Q: Could that be why,
when some people describe you, they use words like “innovator”? That you have
this ability to bring things from nothing into existence?
A: Everyone can do that
if they want to. I’m convinced of that, that’s for sure. That everyone can’t is
a bit of a myth, in the sense that absolutely everyone can sing. I think people
are taught that they can’t do stuff way too early. I just wish we had a
national music day like they do in France, when everybody sings and it doesn’t
really matter if it’s not all in tune. That’s part of why I’m bothered that
half of the things I do are amateur in a way, in a lot of ways.

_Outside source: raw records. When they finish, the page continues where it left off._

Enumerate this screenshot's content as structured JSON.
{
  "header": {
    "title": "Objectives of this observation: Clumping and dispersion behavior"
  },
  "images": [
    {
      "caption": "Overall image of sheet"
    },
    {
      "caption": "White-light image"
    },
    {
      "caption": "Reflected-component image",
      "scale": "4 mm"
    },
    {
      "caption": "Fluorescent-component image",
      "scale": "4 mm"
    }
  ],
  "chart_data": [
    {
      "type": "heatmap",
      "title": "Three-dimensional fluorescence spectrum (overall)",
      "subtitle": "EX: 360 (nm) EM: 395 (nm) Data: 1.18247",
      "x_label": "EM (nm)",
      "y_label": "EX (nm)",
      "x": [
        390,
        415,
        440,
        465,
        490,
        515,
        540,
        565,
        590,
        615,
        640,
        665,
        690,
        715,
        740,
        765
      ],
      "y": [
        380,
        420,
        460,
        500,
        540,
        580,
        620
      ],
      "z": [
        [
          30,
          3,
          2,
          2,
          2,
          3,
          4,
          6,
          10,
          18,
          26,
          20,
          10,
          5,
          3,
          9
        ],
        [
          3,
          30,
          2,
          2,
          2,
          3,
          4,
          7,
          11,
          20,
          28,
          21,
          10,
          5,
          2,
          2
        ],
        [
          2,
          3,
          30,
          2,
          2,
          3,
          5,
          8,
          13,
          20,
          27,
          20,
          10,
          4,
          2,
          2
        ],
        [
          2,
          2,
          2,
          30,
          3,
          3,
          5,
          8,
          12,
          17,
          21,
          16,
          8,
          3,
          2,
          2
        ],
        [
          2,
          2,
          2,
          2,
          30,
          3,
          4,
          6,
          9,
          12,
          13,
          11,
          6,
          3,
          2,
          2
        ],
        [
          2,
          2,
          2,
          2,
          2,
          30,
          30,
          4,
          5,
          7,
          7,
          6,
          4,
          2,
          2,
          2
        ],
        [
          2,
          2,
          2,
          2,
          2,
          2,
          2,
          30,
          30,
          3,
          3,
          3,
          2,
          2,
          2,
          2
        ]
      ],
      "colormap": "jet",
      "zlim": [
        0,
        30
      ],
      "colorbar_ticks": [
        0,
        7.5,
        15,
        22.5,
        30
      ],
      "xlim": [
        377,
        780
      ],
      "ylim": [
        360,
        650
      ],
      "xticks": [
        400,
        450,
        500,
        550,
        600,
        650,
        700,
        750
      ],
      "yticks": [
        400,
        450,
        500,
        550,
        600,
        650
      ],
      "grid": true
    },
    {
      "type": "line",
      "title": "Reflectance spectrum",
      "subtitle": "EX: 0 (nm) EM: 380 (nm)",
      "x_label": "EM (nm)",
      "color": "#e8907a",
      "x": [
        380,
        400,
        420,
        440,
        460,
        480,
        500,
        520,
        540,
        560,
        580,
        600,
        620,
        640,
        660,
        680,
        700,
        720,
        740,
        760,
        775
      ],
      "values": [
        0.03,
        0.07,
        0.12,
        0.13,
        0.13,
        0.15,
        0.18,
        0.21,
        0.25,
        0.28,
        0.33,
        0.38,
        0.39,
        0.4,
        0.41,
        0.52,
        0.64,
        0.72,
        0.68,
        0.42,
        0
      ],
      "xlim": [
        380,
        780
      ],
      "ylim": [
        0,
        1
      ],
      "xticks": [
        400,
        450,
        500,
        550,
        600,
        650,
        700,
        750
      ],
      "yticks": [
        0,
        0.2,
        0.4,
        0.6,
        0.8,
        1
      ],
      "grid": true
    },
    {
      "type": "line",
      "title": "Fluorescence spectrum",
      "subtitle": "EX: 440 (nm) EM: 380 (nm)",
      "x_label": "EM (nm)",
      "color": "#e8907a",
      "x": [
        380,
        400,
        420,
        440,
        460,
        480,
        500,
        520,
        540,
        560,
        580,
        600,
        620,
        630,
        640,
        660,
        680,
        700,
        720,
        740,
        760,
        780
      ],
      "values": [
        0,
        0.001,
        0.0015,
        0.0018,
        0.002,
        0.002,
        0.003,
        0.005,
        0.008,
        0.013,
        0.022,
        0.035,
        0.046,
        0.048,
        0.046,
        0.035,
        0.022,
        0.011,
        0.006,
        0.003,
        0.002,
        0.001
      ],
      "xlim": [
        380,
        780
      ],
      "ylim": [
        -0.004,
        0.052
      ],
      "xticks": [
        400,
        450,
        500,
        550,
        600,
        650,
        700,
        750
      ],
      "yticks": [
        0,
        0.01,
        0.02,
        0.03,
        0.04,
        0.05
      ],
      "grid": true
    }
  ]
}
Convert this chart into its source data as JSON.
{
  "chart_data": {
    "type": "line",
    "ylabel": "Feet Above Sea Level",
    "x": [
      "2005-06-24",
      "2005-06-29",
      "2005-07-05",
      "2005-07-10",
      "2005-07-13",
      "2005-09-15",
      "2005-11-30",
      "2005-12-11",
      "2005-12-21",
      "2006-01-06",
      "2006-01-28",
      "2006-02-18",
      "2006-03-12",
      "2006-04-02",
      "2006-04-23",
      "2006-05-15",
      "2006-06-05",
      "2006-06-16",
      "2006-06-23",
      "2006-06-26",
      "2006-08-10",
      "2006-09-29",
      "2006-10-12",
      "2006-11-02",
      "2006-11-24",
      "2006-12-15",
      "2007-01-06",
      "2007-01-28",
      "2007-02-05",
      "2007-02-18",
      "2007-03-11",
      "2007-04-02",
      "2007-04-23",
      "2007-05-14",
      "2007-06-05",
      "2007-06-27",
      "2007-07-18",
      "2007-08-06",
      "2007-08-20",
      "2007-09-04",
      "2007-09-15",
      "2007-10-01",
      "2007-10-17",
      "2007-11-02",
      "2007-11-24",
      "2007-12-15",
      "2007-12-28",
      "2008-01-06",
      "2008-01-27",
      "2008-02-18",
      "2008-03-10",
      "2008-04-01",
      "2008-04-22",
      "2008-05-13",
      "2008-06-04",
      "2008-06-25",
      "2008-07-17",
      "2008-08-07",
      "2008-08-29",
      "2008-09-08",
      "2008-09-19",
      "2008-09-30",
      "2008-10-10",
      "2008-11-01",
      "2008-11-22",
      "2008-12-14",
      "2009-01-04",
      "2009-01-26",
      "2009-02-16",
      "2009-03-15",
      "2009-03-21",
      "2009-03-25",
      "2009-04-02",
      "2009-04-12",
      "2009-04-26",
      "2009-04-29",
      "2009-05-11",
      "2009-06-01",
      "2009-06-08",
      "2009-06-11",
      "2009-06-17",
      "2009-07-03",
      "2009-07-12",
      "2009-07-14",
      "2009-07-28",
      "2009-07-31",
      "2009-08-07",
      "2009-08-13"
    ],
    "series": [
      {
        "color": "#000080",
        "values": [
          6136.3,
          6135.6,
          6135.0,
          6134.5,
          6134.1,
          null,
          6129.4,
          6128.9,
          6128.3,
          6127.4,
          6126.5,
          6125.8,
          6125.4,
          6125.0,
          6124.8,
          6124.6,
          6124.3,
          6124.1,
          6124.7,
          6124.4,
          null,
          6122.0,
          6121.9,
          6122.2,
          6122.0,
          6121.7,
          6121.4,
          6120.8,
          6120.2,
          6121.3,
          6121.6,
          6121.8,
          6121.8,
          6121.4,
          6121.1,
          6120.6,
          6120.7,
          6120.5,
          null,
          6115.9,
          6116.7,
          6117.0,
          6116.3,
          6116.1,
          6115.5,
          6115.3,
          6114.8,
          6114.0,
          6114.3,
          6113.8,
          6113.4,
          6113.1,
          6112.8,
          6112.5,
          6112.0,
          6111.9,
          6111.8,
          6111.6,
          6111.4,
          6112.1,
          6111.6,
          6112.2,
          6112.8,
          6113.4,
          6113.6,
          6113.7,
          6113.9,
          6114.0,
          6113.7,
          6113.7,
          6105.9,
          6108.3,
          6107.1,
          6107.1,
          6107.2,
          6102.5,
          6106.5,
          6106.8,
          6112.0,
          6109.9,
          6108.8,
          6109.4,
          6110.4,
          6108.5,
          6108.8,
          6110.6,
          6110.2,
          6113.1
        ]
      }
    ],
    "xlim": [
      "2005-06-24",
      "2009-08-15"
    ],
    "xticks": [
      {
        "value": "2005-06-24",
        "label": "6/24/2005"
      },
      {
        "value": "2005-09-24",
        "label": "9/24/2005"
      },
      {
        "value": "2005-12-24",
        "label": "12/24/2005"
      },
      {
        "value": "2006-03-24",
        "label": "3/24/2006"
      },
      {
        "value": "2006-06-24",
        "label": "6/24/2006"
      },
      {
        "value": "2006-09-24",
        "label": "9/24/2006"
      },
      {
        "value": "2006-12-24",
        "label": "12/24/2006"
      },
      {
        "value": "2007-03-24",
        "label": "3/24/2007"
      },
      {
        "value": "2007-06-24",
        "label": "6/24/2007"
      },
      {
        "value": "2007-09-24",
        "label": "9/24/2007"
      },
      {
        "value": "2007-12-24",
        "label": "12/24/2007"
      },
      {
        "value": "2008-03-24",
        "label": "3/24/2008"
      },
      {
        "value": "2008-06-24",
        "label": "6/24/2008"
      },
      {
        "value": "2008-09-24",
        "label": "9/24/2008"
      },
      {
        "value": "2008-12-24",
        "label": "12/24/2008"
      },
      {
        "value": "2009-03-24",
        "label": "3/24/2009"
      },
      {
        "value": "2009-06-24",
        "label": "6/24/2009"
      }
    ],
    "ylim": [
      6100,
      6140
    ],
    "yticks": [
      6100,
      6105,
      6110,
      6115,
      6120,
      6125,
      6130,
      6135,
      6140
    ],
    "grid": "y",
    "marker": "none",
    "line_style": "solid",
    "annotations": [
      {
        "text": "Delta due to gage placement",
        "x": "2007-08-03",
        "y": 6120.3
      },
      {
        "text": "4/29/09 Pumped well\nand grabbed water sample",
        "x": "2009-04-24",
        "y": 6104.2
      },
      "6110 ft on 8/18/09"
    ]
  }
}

The animation I
do is kind of amateur, the orchestration is pretty amateur, but I give them all
a shot and I try not to worry that it doesn’t look very pro.
Q: In a 2007 interview
on Swedish television you asked a rhetorical question about if the world needs
another multimedia show. Does it?
A: Ha. Good question.
At the time, I probably was going to do another one anyway. Needed or not, I
might just have fun doing it. I don’t know… I wish I knew what the world
needed. If I knew, I would try to contribute. But I have no idea what it needs,
so I just try to think of something else that would be interesting to do.